To calculate the expected RAID performance, use the Table below:

1 drive All drives
Expected performance Queue depth Number of threads Expected performance Queue depth Number of threads
4k rand read Corresponds to the specification for the drive (drive_performance) Q T Drive_performance*N Q T*N
4k rand write Corresponds to the specification for the drive (drive_performance) Q T Drive_performance*N Q T*N
4k rand read/write 50/50 Close to double write perrformance or corresponds to the secification (if any) Q T Drive_performance*N Q T*N
128k Seq Read Corresponds to the specification for the drive (drive_performance) Q T Drive_performance*N Q T*N
128 Seq Write Corresponds to the specification for the drive (drive_performance) Q T Drive_performance*N Q T*N
Max expected RAID performance Max expected RAID performance in case of failures (% of normal performance)
Expected performance Queue depth Number of threads Expected performance Queue depth Number of threads
4k rand read The combined performance of the drives Q T*N 50% for RAID 5
75% for RAID 50 with 2 groups
87,5% for RAID 50 with 4 groups
Q T*N
4k rand write Depends strongly on the characteristics of the drives.

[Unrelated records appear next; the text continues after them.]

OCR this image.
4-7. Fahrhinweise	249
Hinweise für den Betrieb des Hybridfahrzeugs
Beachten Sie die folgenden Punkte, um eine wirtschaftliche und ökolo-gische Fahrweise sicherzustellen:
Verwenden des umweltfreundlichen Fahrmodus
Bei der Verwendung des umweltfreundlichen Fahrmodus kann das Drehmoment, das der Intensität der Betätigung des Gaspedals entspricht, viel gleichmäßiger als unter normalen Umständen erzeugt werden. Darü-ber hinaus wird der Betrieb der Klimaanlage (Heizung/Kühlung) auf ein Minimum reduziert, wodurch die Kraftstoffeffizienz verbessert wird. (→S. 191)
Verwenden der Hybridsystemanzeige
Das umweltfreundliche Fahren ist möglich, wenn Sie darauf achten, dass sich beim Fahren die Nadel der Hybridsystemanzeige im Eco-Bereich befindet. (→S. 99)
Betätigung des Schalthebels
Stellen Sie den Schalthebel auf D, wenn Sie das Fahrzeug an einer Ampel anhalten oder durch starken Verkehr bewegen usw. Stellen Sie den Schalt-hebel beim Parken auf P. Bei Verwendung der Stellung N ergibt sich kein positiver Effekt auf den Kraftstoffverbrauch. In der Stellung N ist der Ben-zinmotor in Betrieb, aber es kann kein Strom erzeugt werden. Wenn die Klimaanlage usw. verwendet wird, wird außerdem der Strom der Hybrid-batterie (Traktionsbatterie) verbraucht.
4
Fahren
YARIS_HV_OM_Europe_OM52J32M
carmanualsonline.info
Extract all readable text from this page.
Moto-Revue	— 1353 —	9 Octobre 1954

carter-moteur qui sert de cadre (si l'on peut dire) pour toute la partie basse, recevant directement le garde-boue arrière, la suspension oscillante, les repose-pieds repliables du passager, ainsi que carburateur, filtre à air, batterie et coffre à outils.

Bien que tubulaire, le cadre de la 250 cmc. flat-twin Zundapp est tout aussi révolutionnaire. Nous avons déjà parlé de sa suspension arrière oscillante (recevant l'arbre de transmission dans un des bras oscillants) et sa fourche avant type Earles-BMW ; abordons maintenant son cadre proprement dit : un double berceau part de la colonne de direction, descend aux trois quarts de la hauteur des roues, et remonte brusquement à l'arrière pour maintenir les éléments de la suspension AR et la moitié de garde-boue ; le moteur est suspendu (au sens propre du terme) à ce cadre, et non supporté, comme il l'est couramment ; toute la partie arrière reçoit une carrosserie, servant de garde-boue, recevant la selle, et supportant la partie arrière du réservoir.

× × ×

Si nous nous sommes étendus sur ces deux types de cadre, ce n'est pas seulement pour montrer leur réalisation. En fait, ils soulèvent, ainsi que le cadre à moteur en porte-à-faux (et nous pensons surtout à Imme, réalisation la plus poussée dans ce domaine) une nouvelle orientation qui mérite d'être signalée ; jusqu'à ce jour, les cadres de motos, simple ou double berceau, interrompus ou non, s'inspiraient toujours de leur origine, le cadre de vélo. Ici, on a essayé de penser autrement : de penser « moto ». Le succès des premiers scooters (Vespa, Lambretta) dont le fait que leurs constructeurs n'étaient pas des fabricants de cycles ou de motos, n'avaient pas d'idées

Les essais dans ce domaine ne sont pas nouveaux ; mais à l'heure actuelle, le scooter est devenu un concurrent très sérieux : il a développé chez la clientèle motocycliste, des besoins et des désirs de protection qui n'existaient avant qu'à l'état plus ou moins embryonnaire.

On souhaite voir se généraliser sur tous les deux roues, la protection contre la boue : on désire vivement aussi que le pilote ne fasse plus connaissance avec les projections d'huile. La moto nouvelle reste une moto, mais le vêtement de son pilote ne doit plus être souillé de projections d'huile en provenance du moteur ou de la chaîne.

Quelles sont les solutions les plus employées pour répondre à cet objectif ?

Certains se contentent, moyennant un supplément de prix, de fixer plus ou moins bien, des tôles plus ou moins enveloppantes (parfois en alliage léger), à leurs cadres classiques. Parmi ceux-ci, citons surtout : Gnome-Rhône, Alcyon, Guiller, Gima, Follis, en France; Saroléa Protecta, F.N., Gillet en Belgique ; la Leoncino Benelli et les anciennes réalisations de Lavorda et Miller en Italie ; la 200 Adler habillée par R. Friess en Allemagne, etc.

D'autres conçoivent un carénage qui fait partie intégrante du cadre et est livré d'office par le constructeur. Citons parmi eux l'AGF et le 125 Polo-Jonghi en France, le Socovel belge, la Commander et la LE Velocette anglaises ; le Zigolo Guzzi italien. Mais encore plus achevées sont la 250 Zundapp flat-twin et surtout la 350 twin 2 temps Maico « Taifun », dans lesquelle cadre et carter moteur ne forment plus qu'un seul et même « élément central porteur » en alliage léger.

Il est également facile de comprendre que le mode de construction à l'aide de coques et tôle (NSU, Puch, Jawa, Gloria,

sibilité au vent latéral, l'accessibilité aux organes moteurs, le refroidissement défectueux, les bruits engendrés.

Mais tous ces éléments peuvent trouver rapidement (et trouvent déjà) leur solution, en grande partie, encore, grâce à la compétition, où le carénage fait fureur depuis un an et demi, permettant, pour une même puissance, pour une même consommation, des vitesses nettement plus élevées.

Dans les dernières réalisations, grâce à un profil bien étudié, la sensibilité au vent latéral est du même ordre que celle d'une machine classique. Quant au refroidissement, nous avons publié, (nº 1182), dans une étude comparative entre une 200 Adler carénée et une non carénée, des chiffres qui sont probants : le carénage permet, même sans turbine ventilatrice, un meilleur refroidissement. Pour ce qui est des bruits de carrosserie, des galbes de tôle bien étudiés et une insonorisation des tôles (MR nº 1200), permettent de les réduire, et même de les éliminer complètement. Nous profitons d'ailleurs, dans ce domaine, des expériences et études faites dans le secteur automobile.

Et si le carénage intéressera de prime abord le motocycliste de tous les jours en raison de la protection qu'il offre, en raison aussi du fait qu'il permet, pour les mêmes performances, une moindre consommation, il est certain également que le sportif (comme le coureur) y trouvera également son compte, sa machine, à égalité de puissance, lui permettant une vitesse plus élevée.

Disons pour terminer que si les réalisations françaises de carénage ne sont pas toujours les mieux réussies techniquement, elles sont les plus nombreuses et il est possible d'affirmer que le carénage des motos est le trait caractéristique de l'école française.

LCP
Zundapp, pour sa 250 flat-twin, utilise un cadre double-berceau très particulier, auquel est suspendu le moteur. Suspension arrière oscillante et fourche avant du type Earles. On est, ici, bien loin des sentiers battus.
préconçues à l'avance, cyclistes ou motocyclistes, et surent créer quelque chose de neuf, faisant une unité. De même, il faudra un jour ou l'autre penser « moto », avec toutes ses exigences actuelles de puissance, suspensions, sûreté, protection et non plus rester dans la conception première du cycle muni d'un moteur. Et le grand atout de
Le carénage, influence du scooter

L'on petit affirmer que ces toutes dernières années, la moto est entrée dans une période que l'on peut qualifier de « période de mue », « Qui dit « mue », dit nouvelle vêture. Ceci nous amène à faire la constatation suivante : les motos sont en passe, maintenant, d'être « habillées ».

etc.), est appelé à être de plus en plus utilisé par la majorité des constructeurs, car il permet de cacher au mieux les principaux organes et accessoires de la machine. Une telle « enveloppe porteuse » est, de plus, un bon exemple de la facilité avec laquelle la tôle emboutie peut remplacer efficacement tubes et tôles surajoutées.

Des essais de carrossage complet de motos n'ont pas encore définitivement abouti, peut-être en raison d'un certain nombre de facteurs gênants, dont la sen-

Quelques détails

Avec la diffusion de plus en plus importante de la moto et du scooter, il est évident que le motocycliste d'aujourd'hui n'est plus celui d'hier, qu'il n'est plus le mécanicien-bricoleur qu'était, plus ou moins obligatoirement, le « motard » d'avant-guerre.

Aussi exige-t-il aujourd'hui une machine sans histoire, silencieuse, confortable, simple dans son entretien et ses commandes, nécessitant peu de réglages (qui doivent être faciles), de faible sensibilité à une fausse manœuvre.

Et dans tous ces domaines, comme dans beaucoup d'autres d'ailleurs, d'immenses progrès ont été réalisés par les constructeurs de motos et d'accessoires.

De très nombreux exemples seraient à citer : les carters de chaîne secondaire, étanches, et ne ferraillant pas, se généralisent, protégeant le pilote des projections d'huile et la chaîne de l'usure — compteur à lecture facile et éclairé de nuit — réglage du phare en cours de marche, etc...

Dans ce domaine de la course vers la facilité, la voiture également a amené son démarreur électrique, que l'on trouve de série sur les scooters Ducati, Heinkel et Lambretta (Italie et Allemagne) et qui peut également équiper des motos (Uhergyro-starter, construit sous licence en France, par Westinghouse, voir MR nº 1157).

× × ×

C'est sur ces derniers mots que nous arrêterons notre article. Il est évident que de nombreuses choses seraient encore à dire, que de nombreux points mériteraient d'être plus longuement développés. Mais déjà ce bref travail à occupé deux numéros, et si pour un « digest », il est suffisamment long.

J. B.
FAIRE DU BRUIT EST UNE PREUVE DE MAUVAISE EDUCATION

In most cases, it ranges from (drive_performance*N/5) to (drive_performance*N/3) for RAID 5 and RAID 6 Q T*N For RAID 5 - typically around 80-85% of this RAID 5 performance in undegraded state (depends on the number of drives in the array) Q T*N
4k rand read/write 50/50 Drive_performance*N/2 for RAID 5 and RAID 6 Q T*N 80-85% for RAID 5 (depends on the number of drives in the array) Q T*N
128k Seq Read Drive_performance*N Q T*N For RAID 5 - up to 100% of this RAID 5 performance in undegraded state (depends on the hardware configuration and the performance of the processors) Q T*N
128 Seq Write Drive_performance*N Q T*N For RAID 5 - up to 100% of this RAID 5 performance in undegraded state (depends on the hardware configuration and the performance of the processors) Q T*N

T is the number of threads required for the test as given in the specification for the drive.

Q is the queue depth required for the test as given in the specification for the drive.

N is the number of drives used in the tests and in RAID creation.

These calculations are theoretical and allow us to estimate the maximum theoretical performance of the array.

In reality, the performance of the system can be influenced by both external factors (such as the operation of internal components of storage devices and temperature conditions), as well as internal factors (like the need to perform calculations and temporarily store data in memory). Therefore, we consider it normal for approximately 90-95% of the calculated performance to be achieved on the array.